Philippe was granted a fourteen day leave to the UK in late September of 1918. While on leave he was admitted to the Endell Street Military Hospital in London on 9 October, suffering from influenza. He was discharged on 6 November, rejoining the unit on the 11th. In January of 1919 Philippe was admitted to the No 7 Canadian Stationary Hospital in Camiers (vdg), transferring to a hospital in Bexhill, England in February, with discharge on 11 March. With the end of the war, Philippe embarked for Canada aboard the Belgic on 16 April and was discharged from service on the 24th in Saint John, intended residence given as Maria.

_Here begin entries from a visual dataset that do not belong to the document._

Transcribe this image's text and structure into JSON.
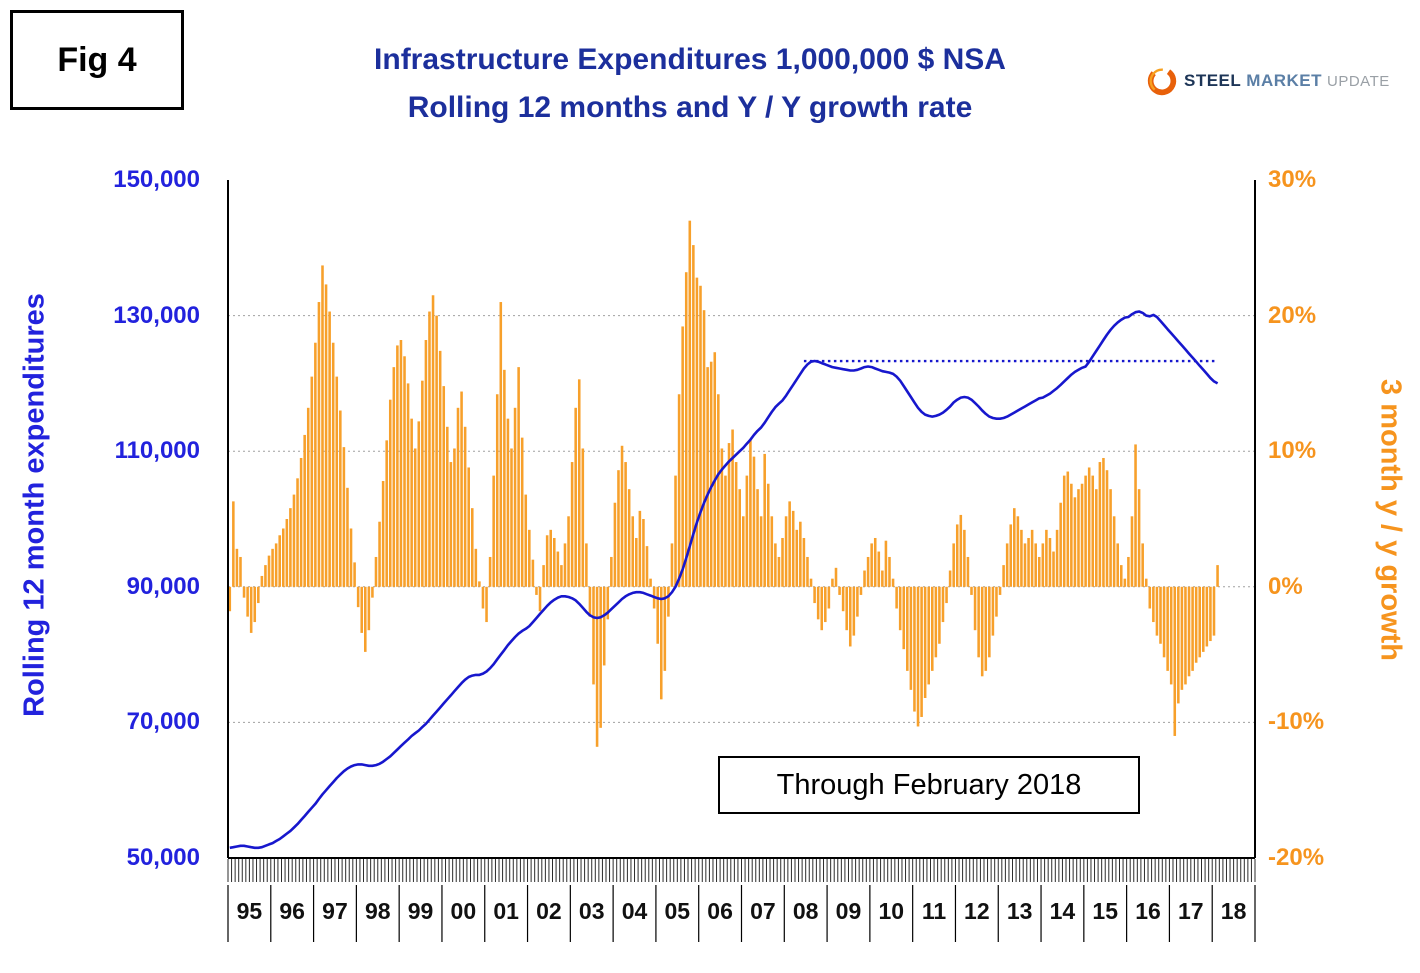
{
  "fig_label": "Fig 4",
  "title": {
    "line1": "Infrastructure Expenditures 1,000,000 $ NSA",
    "line2": "Rolling 12 months and Y / Y growth rate"
  },
  "logo": {
    "steel": "STEEL",
    "market": "MARKET",
    "update": "UPDATE"
  },
  "annotation": "Through February 2018",
  "colors": {
    "title": "#1c2f9c",
    "line": "#1717cd",
    "bar": "#f7a02b",
    "left_axis_text": "#2222dd",
    "right_axis_text": "#f6941e",
    "grid": "#a0a0a0",
    "axis_line": "#000000"
  },
  "chart_data": {
    "type": "bar",
    "title": "Infrastructure Expenditures 1,000,000 $ NSA Rolling 12 months and Y / Y growth rate",
    "x": {
      "start": "1995-01",
      "end": "2018-02",
      "frequency": "monthly"
    },
    "year_labels": [
      "95",
      "96",
      "97",
      "98",
      "99",
      "00",
      "01",
      "02",
      "03",
      "04",
      "05",
      "06",
      "07",
      "08",
      "09",
      "10",
      "11",
      "12",
      "13",
      "14",
      "15",
      "16",
      "17",
      "18"
    ],
    "left_axis": {
      "title": "Rolling 12 month expenditures",
      "min": 50000,
      "max": 150000,
      "ticks": [
        {
          "value": 150000,
          "label": "150,000"
        },
        {
          "value": 130000,
          "label": "130,000"
        },
        {
          "value": 110000,
          "label": "110,000"
        },
        {
          "value": 90000,
          "label": "90,000"
        },
        {
          "value": 70000,
          "label": "70,000"
        },
        {
          "value": 50000,
          "label": "50,000"
        }
      ]
    },
    "right_axis": {
      "title": "3 month y / y growth",
      "min": -20,
      "max": 30,
      "ticks": [
        {
          "value": 30,
          "label": "30%"
        },
        {
          "value": 20,
          "label": "20%"
        },
        {
          "value": 10,
          "label": "10%"
        },
        {
          "value": 0,
          "label": "0%"
        },
        {
          "value": -10,
          "label": "-10%"
        },
        {
          "value": -20,
          "label": "-20%"
        }
      ]
    },
    "grid": {
      "left_values": [
        130000,
        110000,
        90000,
        70000
      ]
    },
    "reference_line": {
      "axis": "left",
      "value": 123300,
      "start_index": 161,
      "style": "dotted"
    },
    "series": [
      {
        "name": "3 month y / y growth",
        "type": "bar",
        "axis": "right",
        "values": [
          -1.8,
          6.3,
          2.8,
          2.2,
          -0.8,
          -2.2,
          -3.4,
          -2.6,
          -1.2,
          0.8,
          1.6,
          2.3,
          2.8,
          3.2,
          3.8,
          4.3,
          5,
          5.8,
          6.8,
          8,
          9.5,
          11.2,
          13.2,
          15.5,
          18,
          21,
          23.7,
          22.3,
          20.3,
          18,
          15.5,
          13,
          10.3,
          7.3,
          4.3,
          1.8,
          -1.5,
          -3.4,
          -4.8,
          -3.2,
          -0.8,
          2.2,
          4.8,
          7.8,
          10.8,
          13.8,
          16.2,
          17.8,
          18.2,
          17,
          15,
          12.4,
          10.2,
          12.2,
          15.2,
          18.2,
          20.3,
          21.5,
          20,
          17.4,
          14.8,
          11.8,
          9.2,
          10.2,
          13.2,
          14.4,
          11.8,
          8.8,
          5.8,
          2.8,
          0.4,
          -1.6,
          -2.6,
          2.2,
          8.2,
          14.2,
          21,
          16,
          12.4,
          10.2,
          13.2,
          16.2,
          11,
          6.8,
          4.2,
          2,
          -0.6,
          -1.8,
          1.6,
          3.8,
          4.2,
          3.6,
          2.6,
          1.6,
          3.2,
          5.2,
          9.2,
          13.2,
          15.3,
          10.2,
          3.2,
          -2.2,
          -7.2,
          -11.8,
          -10.4,
          -5.8,
          -2.4,
          2.2,
          6.2,
          8.6,
          10.4,
          9.2,
          7.2,
          5.2,
          3.6,
          5.6,
          5,
          3,
          0.6,
          -1.6,
          -4.2,
          -8.3,
          -6.2,
          -2.2,
          3.2,
          8.2,
          14.2,
          19.2,
          23.2,
          27,
          25.2,
          22.8,
          22.2,
          20.4,
          16.2,
          16.6,
          17.3,
          14.2,
          10.2,
          8.2,
          10.6,
          11.6,
          9.2,
          7.2,
          5.2,
          8.2,
          10.8,
          9.6,
          7.2,
          5.2,
          9.8,
          7.6,
          5.2,
          3.2,
          2.2,
          3.6,
          5.2,
          6.3,
          5.6,
          4.2,
          4.8,
          3.6,
          2.2,
          0.6,
          -1.2,
          -2.4,
          -3.2,
          -2.6,
          -1.6,
          0.6,
          1.4,
          -0.6,
          -1.8,
          -3.2,
          -4.4,
          -3.6,
          -2.2,
          -0.6,
          1.2,
          2.2,
          3.2,
          3.6,
          2.6,
          1.2,
          3.4,
          2.2,
          0.6,
          -1.6,
          -3.2,
          -4.6,
          -6.2,
          -7.6,
          -9.2,
          -10.3,
          -9.6,
          -8.2,
          -7.2,
          -6.2,
          -5.2,
          -4.2,
          -2.6,
          -1.2,
          1.2,
          3.2,
          4.6,
          5.3,
          4.2,
          2.2,
          -0.6,
          -3.2,
          -5.2,
          -6.6,
          -6.2,
          -5.2,
          -3.6,
          -2.2,
          -0.6,
          1.6,
          3.2,
          4.6,
          5.8,
          5.2,
          4.2,
          3.2,
          3.6,
          4.2,
          3.2,
          2.2,
          3.2,
          4.2,
          3.6,
          2.6,
          4.2,
          6.2,
          8.2,
          8.5,
          7.6,
          6.6,
          7.2,
          7.6,
          8.2,
          8.8,
          8.2,
          7.2,
          9.2,
          9.5,
          8.6,
          7.2,
          5.2,
          3.2,
          1.6,
          0.6,
          2.2,
          5.2,
          10.5,
          7.2,
          3.2,
          0.6,
          -1.6,
          -2.6,
          -3.6,
          -4.2,
          -5.2,
          -6.2,
          -7.2,
          -11,
          -8.6,
          -7.6,
          -7.2,
          -6.6,
          -6.2,
          -5.6,
          -5.2,
          -4.8,
          -4.4,
          -4,
          -3.6,
          1.6
        ]
      },
      {
        "name": "Rolling 12 month expenditures",
        "type": "line",
        "axis": "left",
        "values": [
          51500,
          51600,
          51700,
          51800,
          51800,
          51700,
          51600,
          51500,
          51500,
          51600,
          51800,
          52000,
          52200,
          52500,
          52800,
          53200,
          53600,
          54000,
          54500,
          55000,
          55600,
          56200,
          56800,
          57400,
          58000,
          58700,
          59400,
          60000,
          60600,
          61200,
          61800,
          62300,
          62800,
          63200,
          63500,
          63700,
          63800,
          63800,
          63700,
          63600,
          63600,
          63700,
          63900,
          64200,
          64600,
          65000,
          65500,
          66000,
          66500,
          67000,
          67500,
          68000,
          68400,
          68800,
          69300,
          69800,
          70400,
          71000,
          71600,
          72200,
          72800,
          73400,
          74000,
          74600,
          75200,
          75800,
          76300,
          76700,
          76900,
          77000,
          77000,
          77200,
          77500,
          78000,
          78600,
          79300,
          80000,
          80700,
          81400,
          82000,
          82600,
          83100,
          83500,
          83800,
          84200,
          84800,
          85400,
          86000,
          86600,
          87200,
          87700,
          88100,
          88400,
          88600,
          88600,
          88500,
          88300,
          88000,
          87500,
          86900,
          86300,
          85800,
          85500,
          85400,
          85500,
          85800,
          86200,
          86700,
          87200,
          87700,
          88200,
          88600,
          88900,
          89100,
          89200,
          89200,
          89100,
          88900,
          88700,
          88500,
          88300,
          88200,
          88300,
          88600,
          89200,
          90000,
          91200,
          92600,
          94200,
          96000,
          97800,
          99500,
          101000,
          102400,
          103600,
          104700,
          105700,
          106600,
          107300,
          107900,
          108500,
          109000,
          109500,
          110000,
          110500,
          111100,
          111700,
          112400,
          113000,
          113500,
          114200,
          115000,
          115800,
          116500,
          117000,
          117500,
          118200,
          119000,
          119800,
          120600,
          121400,
          122200,
          122800,
          123200,
          123300,
          123200,
          123000,
          122800,
          122600,
          122400,
          122300,
          122200,
          122100,
          122000,
          121900,
          121900,
          122000,
          122200,
          122400,
          122500,
          122400,
          122200,
          122000,
          121800,
          121700,
          121600,
          121400,
          121000,
          120400,
          119600,
          118800,
          118000,
          117200,
          116400,
          115800,
          115400,
          115200,
          115100,
          115200,
          115400,
          115700,
          116100,
          116600,
          117200,
          117600,
          117900,
          118000,
          117900,
          117600,
          117100,
          116600,
          116000,
          115500,
          115100,
          114900,
          114800,
          114800,
          114900,
          115100,
          115400,
          115700,
          116000,
          116300,
          116600,
          116900,
          117200,
          117500,
          117800,
          117900,
          118200,
          118500,
          118900,
          119300,
          119800,
          120300,
          120800,
          121300,
          121700,
          122000,
          122300,
          122500,
          123200,
          124000,
          124800,
          125600,
          126400,
          127200,
          127900,
          128500,
          129000,
          129400,
          129700,
          129800,
          130200,
          130500,
          130600,
          130400,
          130000,
          129900,
          130100,
          129800,
          129200,
          128600,
          128000,
          127400,
          126800,
          126200,
          125600,
          125000,
          124400,
          123800,
          123200,
          122600,
          122000,
          121400,
          120800,
          120300,
          120000
        ]
      }
    ]
  }
}
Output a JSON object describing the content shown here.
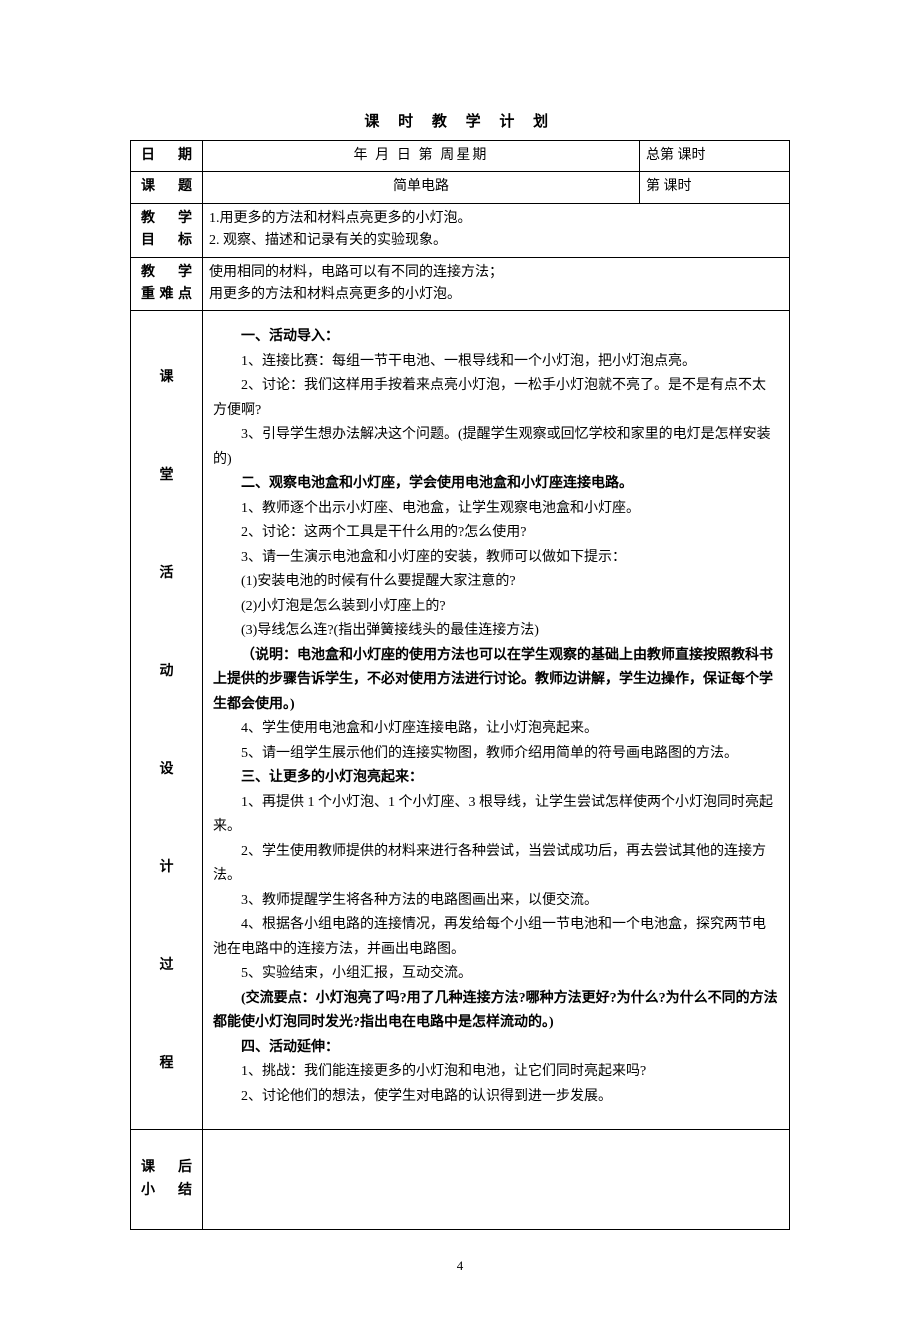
{
  "page": {
    "title": "课 时 教 学 计 划",
    "number": "4"
  },
  "header": {
    "date_label": "日  期",
    "date_value": "年    月    日       第     周星期",
    "total_label": "总第      课时",
    "topic_label": "课  题",
    "topic_value": "简单电路",
    "period_label": "第       课时",
    "objective_label_l1": "教  学",
    "objective_label_l2": "目  标",
    "objective_l1": "1.用更多的方法和材料点亮更多的小灯泡。",
    "objective_l2": "2. 观察、描述和记录有关的实验现象。",
    "keypoint_label_l1": "教  学",
    "keypoint_label_l2": "重难点",
    "keypoint_l1": "使用相同的材料，电路可以有不同的连接方法；",
    "keypoint_l2": "用更多的方法和材料点亮更多的小灯泡。"
  },
  "sidebar": {
    "process_label": "课\n\n堂\n\n活\n\n动\n\n设\n\n计\n\n过\n\n程",
    "summary_label_l1": "课  后",
    "summary_label_l2": "小  结"
  },
  "content": {
    "s1_title": "一、活动导入：",
    "s1_p1": "1、连接比赛：每组一节干电池、一根导线和一个小灯泡，把小灯泡点亮。",
    "s1_p2": "2、讨论：我们这样用手按着来点亮小灯泡，一松手小灯泡就不亮了。是不是有点不太方便啊?",
    "s1_p3": "3、引导学生想办法解决这个问题。(提醒学生观察或回忆学校和家里的电灯是怎样安装的)",
    "s2_title": "二、观察电池盒和小灯座，学会使用电池盒和小灯座连接电路。",
    "s2_p1": "1、教师逐个出示小灯座、电池盒，让学生观察电池盒和小灯座。",
    "s2_p2": "2、讨论：这两个工具是干什么用的?怎么使用?",
    "s2_p3": "3、请一生演示电池盒和小灯座的安装，教师可以做如下提示：",
    "s2_p3a": "(1)安装电池的时候有什么要提醒大家注意的?",
    "s2_p3b": "(2)小灯泡是怎么装到小灯座上的?",
    "s2_p3c": "(3)导线怎么连?(指出弹簧接线头的最佳连接方法)",
    "s2_note": "（说明：电池盒和小灯座的使用方法也可以在学生观察的基础上由教师直接按照教科书上提供的步骤告诉学生，不必对使用方法进行讨论。教师边讲解，学生边操作，保证每个学生都会使用。)",
    "s2_p4": "4、学生使用电池盒和小灯座连接电路，让小灯泡亮起来。",
    "s2_p5": "5、请一组学生展示他们的连接实物图，教师介绍用简单的符号画电路图的方法。",
    "s3_title": "三、让更多的小灯泡亮起来：",
    "s3_p1": "1、再提供 1 个小灯泡、1 个小灯座、3 根导线，让学生尝试怎样使两个小灯泡同时亮起来。",
    "s3_p2": "2、学生使用教师提供的材料来进行各种尝试，当尝试成功后，再去尝试其他的连接方法。",
    "s3_p3": "3、教师提醒学生将各种方法的电路图画出来，以便交流。",
    "s3_p4": "4、根据各小组电路的连接情况，再发给每个小组一节电池和一个电池盒，探究两节电池在电路中的连接方法，并画出电路图。",
    "s3_p5": "5、实验结束，小组汇报，互动交流。",
    "s3_note": "(交流要点：小灯泡亮了吗?用了几种连接方法?哪种方法更好?为什么?为什么不同的方法都能使小灯泡同时发光?指出电在电路中是怎样流动的。)",
    "s4_title": "四、活动延伸：",
    "s4_p1": "1、挑战：我们能连接更多的小灯泡和电池，让它们同时亮起来吗?",
    "s4_p2": "2、讨论他们的想法，使学生对电路的认识得到进一步发展。"
  }
}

The 1921 census listed Philippe working as a teamster in Matapédia, a community about 80 kilometres west of Maria on the Quebec/New Brunswick border. At some point he moved to northwestern Ontario, working as a labourer on gold mine property on a 1935 Voters list for West Narrows near Red Lake. By a 1945 Voters list he was living in Jaffray and Melick on the outskirts of Kenora, later moving to Kenora and joining the Kenora Branch of the Canadian Legion. In 1952 he married Josephine Albertine (née Harrison) Gauthier. Born around 1878 in Lorette, Manitoba, Josephine had moved to the Kenora area as a child with her parents Damase and Helene (née St Mathe) Harrison. She married Louis Leonide Gauthier on 27 July 1897 and together gave birth to known children Louis Romeo, Mark, Leo, Leona, Thomas, and John. Louis died in 1943 and Josephine on 13 November 1957. They are interred in unmarked graves in the Lake of the Woods Cemetery in Kenora. Philippe was found on a Kenora Voters list for 1958 (retired) but he returned to Maria where he died on 23 November 1961.